Of course the pursuit of immortality, or greatness, or what have you, has always been a mug's game, and all the more so in the field of literature. It seems clearer than ever that the love of books has become an eccentricity, and that literary fiction is now nearly as far from the center of cultural gravity as poetry is. If I were setting out now to forge the uncreated conscience of my race I'd create a series for HBO. But from another perspective the death of the Author (some salt-and-pepper eminence being quizzed by Dick Cavett) is really only the death of certain apparatus of canonicity and distribution: the big publishing houses are now nearly as irrelevant to cultural activity as the record companies have become to music. It's easier than ever to find readers and harder than ever to assign some kind of exchange-value for that readership; and so we write for the thing itself, to be read. Which is as much to say that writing, cultural labor, now exists as a means toward living (not making a living)--and so I have the perhaps inaccurate sense of living a post-literary life in time with my post-literate culture. Post-literary: the death of literature as means to something else. Are new possibilities, new purities of expression now possible?

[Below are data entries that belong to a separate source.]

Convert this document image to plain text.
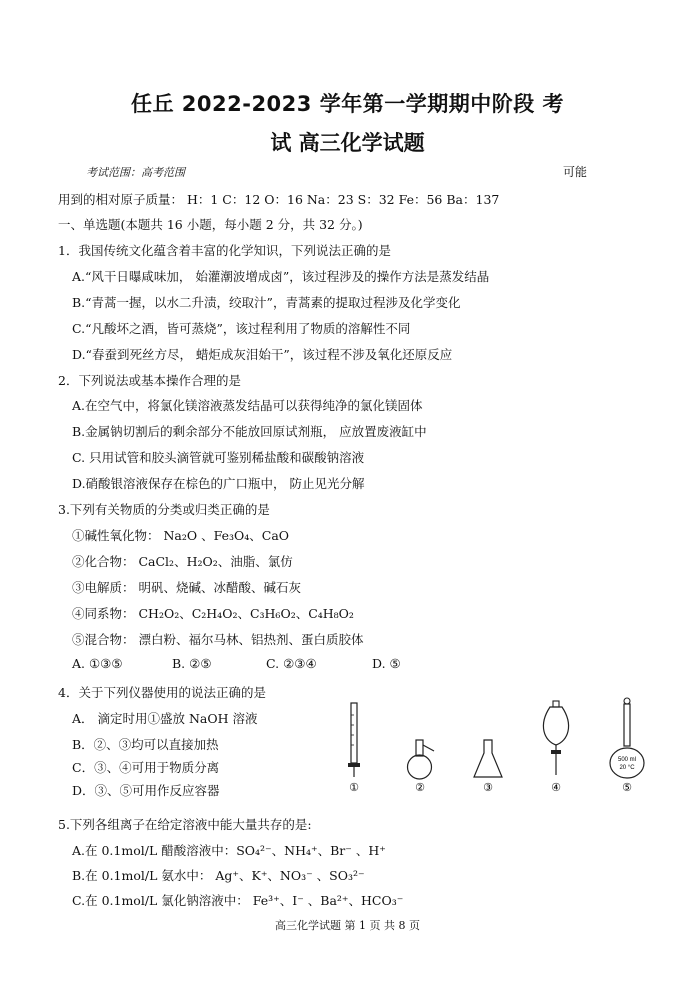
任丘 2022-2023 学年第一学期期中阶段 考
试 高三化学试题
考试范围：高考范围	可能
用到的相对原子质量： H：1 C：12 O：16 Na：23 S：32 Fe：56 Ba：137
一、单选题(本题共 16 小题，每小题 2 分，共 32 分。)
1．我国传统文化蕴含着丰富的化学知识，下列说法正确的是
A.“风干日曝咸味加， 始灌潮波增成卤”，该过程涉及的操作方法是蒸发结晶
B.“青蒿一握，以水二升渍，绞取汁”，青蒿素的提取过程涉及化学变化
C.“凡酸坏之酒，皆可蒸烧”，该过程利用了物质的溶解性不同
D.“春蚕到死丝方尽， 蜡炬成灰泪始干”，该过程不涉及氧化还原反应
2．下列说法或基本操作合理的是
A.在空气中，将氯化镁溶液蒸发结晶可以获得纯净的氯化镁固体
B.金属钠切割后的剩余部分不能放回原试剂瓶， 应放置废液缸中
C. 只用试管和胶头滴管就可鉴别稀盐酸和碳酸钠溶液
D.硝酸银溶液保存在棕色的广口瓶中， 防止见光分解
3.下列有关物质的分类或归类正确的是
①碱性氧化物： Na₂O 、Fe₃O₄、CaO
②化合物： CaCl₂、H₂O₂、油脂、氯仿
③电解质： 明矾、烧碱、冰醋酸、碱石灰
④同系物： CH₂O₂、C₂H₄O₂、C₃H₆O₂、C₄H₈O₂
⑤混合物： 漂白粉、福尔马林、铝热剂、蛋白质胶体
A. ①③⑤	B. ②⑤	C. ②③④	D. ⑤
4．关于下列仪器使用的说法正确的是
A． 滴定时用①盛放 NaOH 溶液
B．②、③均可以直接加热
C．③、④可用于物质分离
D．③、⑤可用作反应容器
500 ml
20 °C
①	②	③	④	⑤
5.下列各组离子在给定溶液中能大量共存的是:
A.在 0.1mol/L 醋酸溶液中：SO₄²⁻、NH₄⁺、Br⁻ 、H⁺
B.在 0.1mol/L 氨水中： Ag⁺、K⁺、NO₃⁻ 、SO₃²⁻
C.在 0.1mol/L 氯化钠溶液中： Fe³⁺、I⁻ 、Ba²⁺、HCO₃⁻
高三化学试题 第 1 页 共 8 页
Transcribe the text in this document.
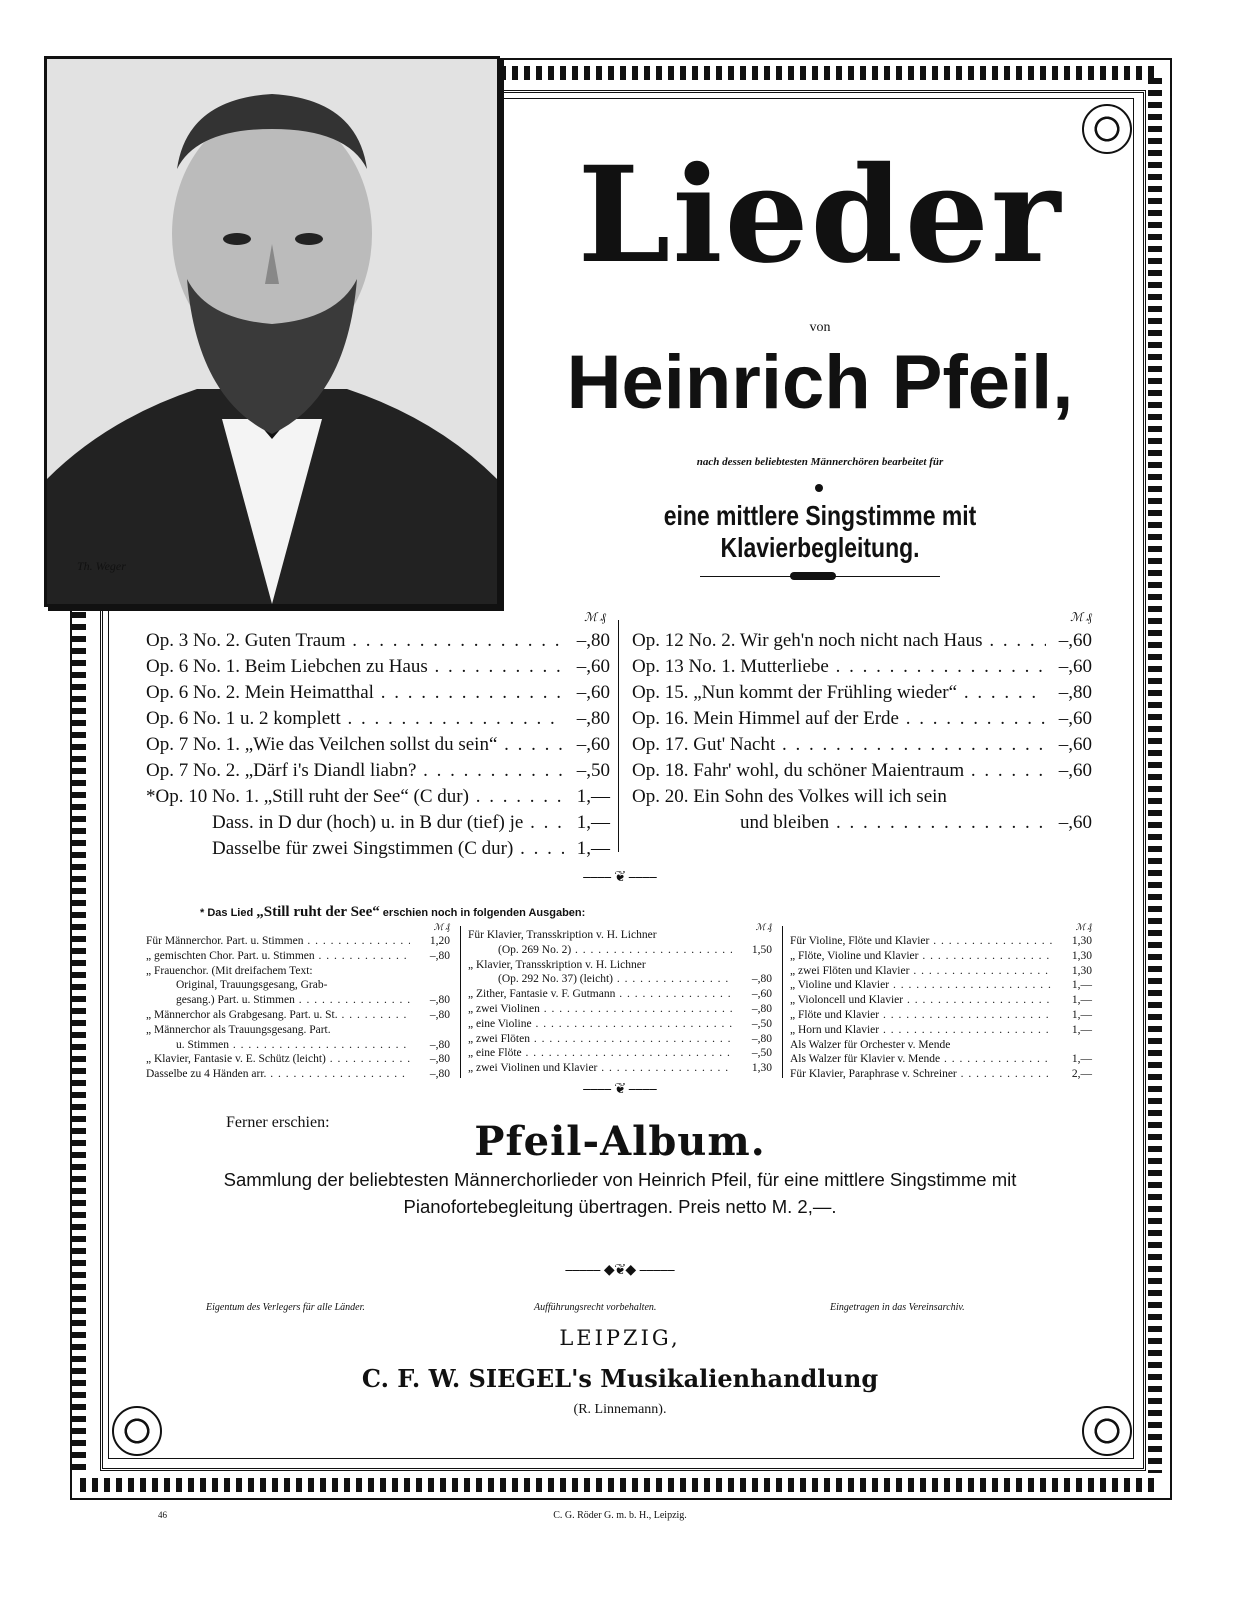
Th. Weger
Lieder
von
Heinrich Pfeil,
nach dessen beliebtesten Männerchören bearbeitet für
eine mittlere Singstimme mit Klavierbegleitung.
ℳ ₰
Op. 3 No. 2. Guten Traum . . .	–,80
Op. 6 No. 1. Beim Liebchen zu Haus . . .	–,60
Op. 6 No. 2. Mein Heimatthal . . .	–,60
Op. 6 No. 1 u. 2 komplett . . .	–,80
Op. 7 No. 1. „Wie das Veilchen sollst du sein“ . . .	–,60
Op. 7 No. 2. „Därf i's Diandl liabn? . . .	–,50
*Op. 10 No. 1. „Still ruht der See“ (C dur) . . .	1,—
Dass. in D dur (hoch) u. in B dur (tief) je . . .	1,—
Dasselbe für zwei Singstimmen (C dur) . . .	1,—
ℳ ₰
Op. 12 No. 2. Wir geh'n noch nicht nach Haus . . .	–,60
Op. 13 No. 1. Mutterliebe . . .	–,60
Op. 15. „Nun kommt der Frühling wieder“ . . .	–,80
Op. 16. Mein Himmel auf der Erde . . .	–,60
Op. 17. Gut' Nacht . . .	–,60
Op. 18. Fahr' wohl, du schöner Maientraum . . .	–,60
Op. 20. Ein Sohn des Volkes will ich sein
und bleiben . . .	–,60
⎯⎯⎯⎯ ❦ ⎯⎯⎯⎯
* Das Lied „Still ruht der See“ erschien noch in folgenden Ausgaben:
ℳ ₰
Für Männerchor. Part. u. Stimmen . . .	1,20
„ gemischten Chor. Part. u. Stimmen . . .	–,80
„ Frauenchor. (Mit dreifachem Text:
Original, Trauungsgesang, Grab-
gesang.) Part. u. Stimmen . . .	–,80
„ Männerchor als Grabgesang. Part. u. St. . . .	–,80
„ Männerchor als Trauungsgesang. Part.
u. Stimmen . . .	–,80
„ Klavier, Fantasie v. E. Schütz (leicht) . . .	–,80
Dasselbe zu 4 Händen arr. . . .	–,80
ℳ ₰
Für Klavier, Transskription v. H. Lichner
(Op. 269 No. 2) . . .	1,50
„ Klavier, Transskription v. H. Lichner
(Op. 292 No. 37) (leicht) . . .	–,80
„ Zither, Fantasie v. F. Gutmann . . .	–,60
„ zwei Violinen . . .	–,80
„ eine Violine . . .	–,50
„ zwei Flöten . . .	–,80
„ eine Flöte . . .	–,50
„ zwei Violinen und Klavier . . .	1,30
ℳ ₰
Für Violine, Flöte und Klavier . . .	1,30
„ Flöte, Violine und Klavier . . .	1,30
„ zwei Flöten und Klavier . . .	1,30
„ Violine und Klavier . . .	1,—
„ Violoncell und Klavier . . .	1,—
„ Flöte und Klavier . . .	1,—
„ Horn und Klavier . . .	1,—
Als Walzer für Orchester v. Mende
Als Walzer für Klavier v. Mende . . .	1,—
Für Klavier, Paraphrase v. Schreiner . . .	2,—
⎯⎯⎯⎯ ❦ ⎯⎯⎯⎯
Ferner erschien:	Pfeil-Album.
Sammlung der beliebtesten Männerchorlieder von Heinrich Pfeil, für eine mittlere Singstimme mit
Pianofortebegleitung übertragen. Preis netto M. 2,—.
⎯⎯⎯⎯⎯ ◆❦◆ ⎯⎯⎯⎯⎯
Eigentum des Verlegers für alle Länder.	Aufführungsrecht vorbehalten.	Eingetragen in das Vereinsarchiv.
LEIPZIG,
C. F. W. SIEGEL's Musikalienhandlung
(R. Linnemann).
46	C. G. Röder G. m. b. H., Leipzig.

I kid, of course; or I push it, or exaggerate. The game is still the game, as Daniel Plainview's descendent Marlo says on The Wire (glory of 19th-century television, though a diminished thing this season). People are still scrambling for cultural capital: academia remains the major preserve in which writing serves as a form of accumulation, convertible into prestige which translates directly into dollars (if only it translated into euros!); someone reading this now still dreams of making a splash with the Great American Novel, if not the Great Postmodernist Poem. And there remains the question of who reads us, and how many: does it matter if most of my readers are themselves poets? Is it so inglorious a thing to perhaps occupy the position of the band that launches other bands? So many of us writers keep going because we have this crazy faith in the possibility of being the butterfly in Bali that starts the hurricane in Florida. And so many of us are also teachers who come to work each day hoping to meet the student who will in some way carry our literary passions beyond our own necessary obsolescence.

Which brings me back to my little girl, my throw of the dice that will never abolish oblivion but stands for possibility all the same, and whose relationship with my writing is yet to be discovered, though it's already taking place.